Aucun changement important ne peut être envisagé, car Benoît XVI exclut toute forme de « relativisme », ignorant volontairement que le christianisme s’inscrit entièrement dans le relatif et non dans l’absolu, car la vie des hommes et des femmes se déroule dans le relatif, et c’est au relatif des gens qu’il rencontrait, que Jésus s’adressait. « Si au moment de présenter ton offrande à l’autel, tu te rappelles que ton frère a quelque chose contre toi, laisse là ton offrande et va d’abord te réconcilier avec ton frère… » L’appréciation des prêtres, des lévites et des scribes faite par Jésus est tout à fait significative : « ils chargent sur les épaules des gens des fardeaux qu’ils se refusent à porter eux-mêmes », et on peut légitimement se demander ce qu’il dirait aujourd’hui du grand prêtre qui officie comme archevêque à Malines.

 

L’Eglise catholique ne peut pas être réformée, car depuis longtemps, dans cette hiérarchie qui ressemble de plus en plus, chez nous, à l’armée mexicaine de jadis (beaucoup de généraux et très peu de soldats), la plupart des nominations (et d’ailleurs des canonisations !) ont été faites dans le même sens : celui du conservatisme, de la tradition, ou même de l’intégrisme.
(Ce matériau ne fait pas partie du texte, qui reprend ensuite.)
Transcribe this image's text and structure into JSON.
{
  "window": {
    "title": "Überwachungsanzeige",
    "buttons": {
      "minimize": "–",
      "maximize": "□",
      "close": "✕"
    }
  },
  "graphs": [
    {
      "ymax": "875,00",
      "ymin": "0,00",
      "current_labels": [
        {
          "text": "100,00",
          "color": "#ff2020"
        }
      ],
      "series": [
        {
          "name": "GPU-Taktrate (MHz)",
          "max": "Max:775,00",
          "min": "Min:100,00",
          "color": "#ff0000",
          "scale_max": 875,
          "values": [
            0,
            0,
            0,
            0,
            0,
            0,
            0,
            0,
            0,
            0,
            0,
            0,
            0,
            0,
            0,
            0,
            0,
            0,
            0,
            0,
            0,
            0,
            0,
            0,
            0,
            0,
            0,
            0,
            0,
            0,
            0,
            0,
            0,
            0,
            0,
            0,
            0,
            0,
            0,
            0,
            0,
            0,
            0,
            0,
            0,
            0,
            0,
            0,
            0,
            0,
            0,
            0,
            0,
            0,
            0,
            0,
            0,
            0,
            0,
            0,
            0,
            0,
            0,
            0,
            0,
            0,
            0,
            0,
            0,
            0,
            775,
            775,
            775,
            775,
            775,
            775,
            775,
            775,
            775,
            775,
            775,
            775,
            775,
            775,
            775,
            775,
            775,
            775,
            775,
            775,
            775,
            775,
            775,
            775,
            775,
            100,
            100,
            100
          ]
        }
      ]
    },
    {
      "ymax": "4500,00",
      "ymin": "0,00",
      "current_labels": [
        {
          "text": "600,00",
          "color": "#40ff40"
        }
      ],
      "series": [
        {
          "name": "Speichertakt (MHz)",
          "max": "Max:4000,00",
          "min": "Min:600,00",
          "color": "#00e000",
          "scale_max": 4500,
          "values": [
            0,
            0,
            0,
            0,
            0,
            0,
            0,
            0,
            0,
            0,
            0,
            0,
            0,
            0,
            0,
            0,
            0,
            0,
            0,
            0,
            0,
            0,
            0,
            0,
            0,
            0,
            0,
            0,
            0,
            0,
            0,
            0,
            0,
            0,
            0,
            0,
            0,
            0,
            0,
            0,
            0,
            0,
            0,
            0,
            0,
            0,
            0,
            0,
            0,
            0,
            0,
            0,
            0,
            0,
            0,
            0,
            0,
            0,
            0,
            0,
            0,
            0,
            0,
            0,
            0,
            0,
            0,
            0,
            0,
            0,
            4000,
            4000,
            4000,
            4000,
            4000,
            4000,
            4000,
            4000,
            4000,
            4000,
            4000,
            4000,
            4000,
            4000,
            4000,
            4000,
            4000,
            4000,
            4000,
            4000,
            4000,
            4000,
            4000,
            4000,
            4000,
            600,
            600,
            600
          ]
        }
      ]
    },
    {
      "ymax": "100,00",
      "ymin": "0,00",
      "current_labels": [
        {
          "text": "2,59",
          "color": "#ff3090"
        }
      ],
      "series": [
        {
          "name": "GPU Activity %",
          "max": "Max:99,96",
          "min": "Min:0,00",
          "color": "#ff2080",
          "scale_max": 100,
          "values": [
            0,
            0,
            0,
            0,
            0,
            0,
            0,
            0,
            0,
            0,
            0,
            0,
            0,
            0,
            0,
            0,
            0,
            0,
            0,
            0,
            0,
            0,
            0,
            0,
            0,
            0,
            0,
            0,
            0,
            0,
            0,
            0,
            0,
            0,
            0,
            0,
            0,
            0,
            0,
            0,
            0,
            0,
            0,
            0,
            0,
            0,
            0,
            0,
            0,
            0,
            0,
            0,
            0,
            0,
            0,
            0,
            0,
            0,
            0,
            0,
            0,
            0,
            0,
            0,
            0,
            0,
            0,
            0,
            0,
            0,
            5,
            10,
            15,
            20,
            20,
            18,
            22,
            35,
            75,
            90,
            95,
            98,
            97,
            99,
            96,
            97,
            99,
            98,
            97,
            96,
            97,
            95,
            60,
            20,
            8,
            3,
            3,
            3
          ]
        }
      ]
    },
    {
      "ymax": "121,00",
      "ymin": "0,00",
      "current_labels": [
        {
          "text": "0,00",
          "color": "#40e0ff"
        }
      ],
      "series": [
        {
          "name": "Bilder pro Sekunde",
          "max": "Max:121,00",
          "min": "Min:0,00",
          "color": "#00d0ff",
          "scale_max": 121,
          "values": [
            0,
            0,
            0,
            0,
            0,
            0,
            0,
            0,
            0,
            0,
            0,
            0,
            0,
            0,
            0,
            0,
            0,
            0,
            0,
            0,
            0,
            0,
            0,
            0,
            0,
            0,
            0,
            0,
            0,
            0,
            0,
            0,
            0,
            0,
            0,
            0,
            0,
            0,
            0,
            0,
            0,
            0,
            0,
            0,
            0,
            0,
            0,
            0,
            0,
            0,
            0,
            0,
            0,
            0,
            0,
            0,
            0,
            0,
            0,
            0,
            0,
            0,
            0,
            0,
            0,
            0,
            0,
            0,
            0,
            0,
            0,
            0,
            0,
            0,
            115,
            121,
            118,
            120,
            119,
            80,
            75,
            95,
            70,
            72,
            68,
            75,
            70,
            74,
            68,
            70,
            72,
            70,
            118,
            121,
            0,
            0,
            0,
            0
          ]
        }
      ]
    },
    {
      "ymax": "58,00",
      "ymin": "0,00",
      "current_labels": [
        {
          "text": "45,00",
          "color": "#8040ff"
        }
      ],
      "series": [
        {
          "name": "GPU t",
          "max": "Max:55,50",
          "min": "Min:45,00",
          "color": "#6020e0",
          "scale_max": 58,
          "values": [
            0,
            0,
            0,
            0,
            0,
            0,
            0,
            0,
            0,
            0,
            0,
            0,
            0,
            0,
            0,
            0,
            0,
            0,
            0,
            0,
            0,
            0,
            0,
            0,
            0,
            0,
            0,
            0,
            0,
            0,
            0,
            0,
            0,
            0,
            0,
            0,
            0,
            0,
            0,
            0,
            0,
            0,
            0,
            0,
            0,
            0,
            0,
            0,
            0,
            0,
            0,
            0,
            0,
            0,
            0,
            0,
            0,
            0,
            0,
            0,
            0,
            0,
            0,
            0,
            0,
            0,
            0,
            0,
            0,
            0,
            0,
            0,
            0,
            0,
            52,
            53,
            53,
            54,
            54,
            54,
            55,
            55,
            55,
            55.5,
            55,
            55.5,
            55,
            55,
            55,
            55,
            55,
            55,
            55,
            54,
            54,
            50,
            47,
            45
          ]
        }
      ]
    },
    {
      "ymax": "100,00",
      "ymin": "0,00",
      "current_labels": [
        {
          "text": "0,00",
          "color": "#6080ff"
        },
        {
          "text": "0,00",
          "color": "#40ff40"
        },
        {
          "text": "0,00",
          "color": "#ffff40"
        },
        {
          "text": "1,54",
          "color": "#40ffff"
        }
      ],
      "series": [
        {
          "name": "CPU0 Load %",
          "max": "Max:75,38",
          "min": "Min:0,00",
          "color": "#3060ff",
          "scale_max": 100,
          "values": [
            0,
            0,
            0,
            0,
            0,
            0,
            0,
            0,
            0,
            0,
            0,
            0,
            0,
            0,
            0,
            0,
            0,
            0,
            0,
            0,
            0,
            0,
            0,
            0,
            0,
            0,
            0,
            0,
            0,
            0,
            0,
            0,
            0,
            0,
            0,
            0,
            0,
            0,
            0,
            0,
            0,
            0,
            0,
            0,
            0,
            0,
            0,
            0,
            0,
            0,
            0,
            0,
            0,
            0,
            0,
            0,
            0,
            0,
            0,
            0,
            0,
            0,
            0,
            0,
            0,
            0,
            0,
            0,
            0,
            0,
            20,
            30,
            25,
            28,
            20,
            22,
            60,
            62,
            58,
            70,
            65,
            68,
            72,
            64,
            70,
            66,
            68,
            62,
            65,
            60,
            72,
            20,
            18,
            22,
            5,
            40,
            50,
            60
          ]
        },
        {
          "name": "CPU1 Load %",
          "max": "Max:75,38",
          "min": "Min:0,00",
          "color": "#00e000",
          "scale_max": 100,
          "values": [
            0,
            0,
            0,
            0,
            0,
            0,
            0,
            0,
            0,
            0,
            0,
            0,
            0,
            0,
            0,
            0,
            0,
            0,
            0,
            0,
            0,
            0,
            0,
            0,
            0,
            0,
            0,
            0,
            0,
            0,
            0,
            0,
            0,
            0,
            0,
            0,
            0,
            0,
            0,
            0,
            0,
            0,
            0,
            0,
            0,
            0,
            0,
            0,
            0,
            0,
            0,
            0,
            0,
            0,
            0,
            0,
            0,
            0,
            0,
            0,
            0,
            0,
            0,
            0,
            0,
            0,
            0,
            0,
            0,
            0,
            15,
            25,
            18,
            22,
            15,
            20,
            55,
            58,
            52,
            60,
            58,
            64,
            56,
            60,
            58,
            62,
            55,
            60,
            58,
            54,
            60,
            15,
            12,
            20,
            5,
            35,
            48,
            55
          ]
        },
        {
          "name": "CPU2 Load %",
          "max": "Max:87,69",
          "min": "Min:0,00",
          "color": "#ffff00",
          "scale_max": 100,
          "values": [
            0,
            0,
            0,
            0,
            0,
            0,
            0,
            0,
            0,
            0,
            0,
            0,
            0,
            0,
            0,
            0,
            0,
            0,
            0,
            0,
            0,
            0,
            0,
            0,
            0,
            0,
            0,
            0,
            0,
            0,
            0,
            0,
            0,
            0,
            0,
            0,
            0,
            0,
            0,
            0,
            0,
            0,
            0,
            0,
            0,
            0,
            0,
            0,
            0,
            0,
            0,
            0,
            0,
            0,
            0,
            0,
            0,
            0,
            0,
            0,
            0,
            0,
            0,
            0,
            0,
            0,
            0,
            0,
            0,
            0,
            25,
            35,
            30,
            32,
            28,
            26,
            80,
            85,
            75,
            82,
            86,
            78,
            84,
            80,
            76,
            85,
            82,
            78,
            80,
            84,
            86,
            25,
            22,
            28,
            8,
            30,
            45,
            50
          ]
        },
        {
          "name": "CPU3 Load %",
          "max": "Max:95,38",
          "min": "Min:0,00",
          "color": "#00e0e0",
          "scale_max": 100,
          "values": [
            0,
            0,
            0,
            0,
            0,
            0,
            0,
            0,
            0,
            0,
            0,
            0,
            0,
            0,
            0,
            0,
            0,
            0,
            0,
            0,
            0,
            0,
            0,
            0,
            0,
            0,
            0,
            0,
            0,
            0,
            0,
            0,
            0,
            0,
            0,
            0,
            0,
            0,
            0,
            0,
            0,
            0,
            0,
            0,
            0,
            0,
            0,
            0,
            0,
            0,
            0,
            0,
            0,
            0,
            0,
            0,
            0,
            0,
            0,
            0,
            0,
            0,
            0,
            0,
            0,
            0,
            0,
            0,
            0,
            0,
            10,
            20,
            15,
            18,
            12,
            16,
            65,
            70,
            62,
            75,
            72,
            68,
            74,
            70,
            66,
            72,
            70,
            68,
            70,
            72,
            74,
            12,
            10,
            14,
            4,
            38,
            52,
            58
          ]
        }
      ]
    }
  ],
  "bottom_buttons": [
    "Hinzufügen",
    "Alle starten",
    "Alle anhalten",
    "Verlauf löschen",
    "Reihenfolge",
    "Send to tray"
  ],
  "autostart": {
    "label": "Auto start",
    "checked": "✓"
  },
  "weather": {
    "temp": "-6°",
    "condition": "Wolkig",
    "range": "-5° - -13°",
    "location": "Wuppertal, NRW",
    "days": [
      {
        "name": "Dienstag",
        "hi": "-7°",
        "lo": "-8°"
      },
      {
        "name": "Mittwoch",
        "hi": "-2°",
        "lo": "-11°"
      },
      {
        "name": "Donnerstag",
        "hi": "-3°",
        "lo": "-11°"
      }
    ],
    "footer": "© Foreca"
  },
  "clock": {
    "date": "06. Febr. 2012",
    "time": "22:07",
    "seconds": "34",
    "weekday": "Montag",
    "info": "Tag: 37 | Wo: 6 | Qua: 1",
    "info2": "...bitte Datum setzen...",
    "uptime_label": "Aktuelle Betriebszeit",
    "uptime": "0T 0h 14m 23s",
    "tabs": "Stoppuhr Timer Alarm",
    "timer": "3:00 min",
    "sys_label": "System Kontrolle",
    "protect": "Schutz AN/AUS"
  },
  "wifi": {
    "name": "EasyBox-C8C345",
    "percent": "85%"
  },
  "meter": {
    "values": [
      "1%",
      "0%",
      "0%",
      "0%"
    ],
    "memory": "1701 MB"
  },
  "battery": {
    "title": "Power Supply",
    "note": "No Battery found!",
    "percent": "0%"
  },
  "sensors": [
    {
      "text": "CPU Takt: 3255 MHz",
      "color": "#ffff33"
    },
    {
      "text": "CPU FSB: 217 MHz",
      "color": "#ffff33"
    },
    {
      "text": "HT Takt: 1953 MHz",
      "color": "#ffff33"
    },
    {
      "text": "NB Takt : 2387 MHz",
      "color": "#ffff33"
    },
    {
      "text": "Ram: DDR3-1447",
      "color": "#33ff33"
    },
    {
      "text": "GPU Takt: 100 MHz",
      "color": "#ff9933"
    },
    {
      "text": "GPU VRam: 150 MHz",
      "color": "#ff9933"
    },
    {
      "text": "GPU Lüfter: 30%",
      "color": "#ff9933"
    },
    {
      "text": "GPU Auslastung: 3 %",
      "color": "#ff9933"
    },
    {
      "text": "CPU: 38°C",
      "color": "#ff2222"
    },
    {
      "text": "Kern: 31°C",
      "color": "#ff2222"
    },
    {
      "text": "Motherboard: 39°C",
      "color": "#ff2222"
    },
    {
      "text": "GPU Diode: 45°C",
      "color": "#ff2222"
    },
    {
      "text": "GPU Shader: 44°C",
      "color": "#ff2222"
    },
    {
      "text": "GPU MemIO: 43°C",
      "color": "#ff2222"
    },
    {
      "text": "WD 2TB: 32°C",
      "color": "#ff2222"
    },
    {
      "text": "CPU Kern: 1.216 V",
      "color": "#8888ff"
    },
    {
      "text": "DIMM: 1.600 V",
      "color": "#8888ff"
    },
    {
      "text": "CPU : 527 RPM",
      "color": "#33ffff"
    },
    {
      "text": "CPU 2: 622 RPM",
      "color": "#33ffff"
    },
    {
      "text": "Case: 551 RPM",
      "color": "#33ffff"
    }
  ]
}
Il est trop tard pour songer à réformer l’Eglise catholique, elle se transforme maintenant, lentement mais sûrement, en secte religieuse, et l’action des charismatiques de toute espèce et de tout poil semble accentuer d’avantage ce mouvement et cette orientation.

 

L’Eglise catholique ne va pas nécessairement mourir, mais on sera obligé de faire de plus en plus la distinction entre elle et le christianisme. Car, au fond, le christianisme n’est pas une religion, c’est un message, une sagesse de vie, une vraie philosophie qui illumine la vie des hommes. Jésus n’a pas vraiment voulu une Eglise, rappelez-vous, il avait horreur du sacré, des sacrifices, du commerce du temple, des rites…Alors tout est à revoir, mais c’est une autre histoire, et même une aventure…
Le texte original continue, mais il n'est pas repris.